The company holiday party is just around the corner, and everyone has worked hard for the opportunity to relax and show their casual sides. Co-workers want to know: Will someone spike the punch again? Will inhibitions likely surface due to alcohol consumption? Will someone take a spill on the dance floor again while showing off the latest moves from Dancing with the Stars? We like to think that employees and guests will be well-behaved in the presence of their supervisors, but that’s not always the case. In fact, if the boss is drinking and living it up, why shouldn’t everyone else do the same? Truth be told, the holiday party can pose numerous risks for injury and negligence, particularly if alcohol is on the menu.

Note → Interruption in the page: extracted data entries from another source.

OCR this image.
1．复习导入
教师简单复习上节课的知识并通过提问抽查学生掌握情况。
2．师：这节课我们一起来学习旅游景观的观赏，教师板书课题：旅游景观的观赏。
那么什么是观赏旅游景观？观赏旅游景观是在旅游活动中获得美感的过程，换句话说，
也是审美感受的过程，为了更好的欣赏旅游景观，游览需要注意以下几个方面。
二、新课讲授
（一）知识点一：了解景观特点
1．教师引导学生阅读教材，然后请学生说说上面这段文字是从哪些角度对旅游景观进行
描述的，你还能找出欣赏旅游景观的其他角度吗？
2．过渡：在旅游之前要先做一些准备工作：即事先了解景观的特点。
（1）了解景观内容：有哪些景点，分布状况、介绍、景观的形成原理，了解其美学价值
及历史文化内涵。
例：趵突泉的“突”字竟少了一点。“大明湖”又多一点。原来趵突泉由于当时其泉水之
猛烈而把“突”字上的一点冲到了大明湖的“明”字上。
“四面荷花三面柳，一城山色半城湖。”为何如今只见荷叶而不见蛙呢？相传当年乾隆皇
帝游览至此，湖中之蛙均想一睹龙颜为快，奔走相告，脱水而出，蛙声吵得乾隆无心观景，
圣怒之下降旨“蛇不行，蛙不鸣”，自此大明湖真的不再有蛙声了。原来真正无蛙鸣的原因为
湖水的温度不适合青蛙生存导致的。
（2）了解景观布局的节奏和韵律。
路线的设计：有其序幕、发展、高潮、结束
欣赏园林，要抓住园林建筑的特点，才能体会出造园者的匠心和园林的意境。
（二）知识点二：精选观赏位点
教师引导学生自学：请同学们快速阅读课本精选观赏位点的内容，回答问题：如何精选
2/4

The holiday party has been around since the early days, and employers still find it valuable to reward their staff for a “job well done” throughout the year. These functions give everyone a chance to “loosen up” outside of the normal work environment. Employees become more relaxed and throw caution to the wind. They drink more than usual, too. It’s rare that most holiday parties don’t feature some type of restricted or open bar. Unfortunately, excessive alcohol consumption plays a part in many employee holiday party incidents, whether someone slips and falls on icy pavement or slips on the dance floor from being a little too tipsy, or continues the party afterwards on the road. There will always be someone who will take it a little too far.
A well-structured holiday party will implement several features to ensure the safety of those in attendance. Some of the features include:
- Limiting alcoholic drinks
- Designating a time for the party to end, and sticking to that time
- Never serving alcohol to a minor
- Serving heavy appetizers or dinner
- Enlisting designated drivers or a taxi service for those who have imbibed too much
If you do attend a company party, and are injured while at the party or by a drunk driver, a number of items must be investigated relating to your accident. For instance, the location of the holiday party becomes a factor. Was the party held at a private home, or at an association clubhouse? Was the party held at a local restaurant, or the place of employment? Laws relating to serving alcohol pose restrictions on providing alcohol in a public place versus a private facility. Did the incident involve a drunk driver who attended the party? Your first step to ensure that you are fairly compensated is to enlist the assistance of a law firm that specializes in personal injury cases to gather the pieces and investigate areas needing attention.
Remember, you deserve this time to enjoy yourself and your employer’s approval of a job well done, but even the best intentions can result in an accident at a company event. Attending a holiday party should be an event with a happy ending, and not one that means ending the year in the emergency room.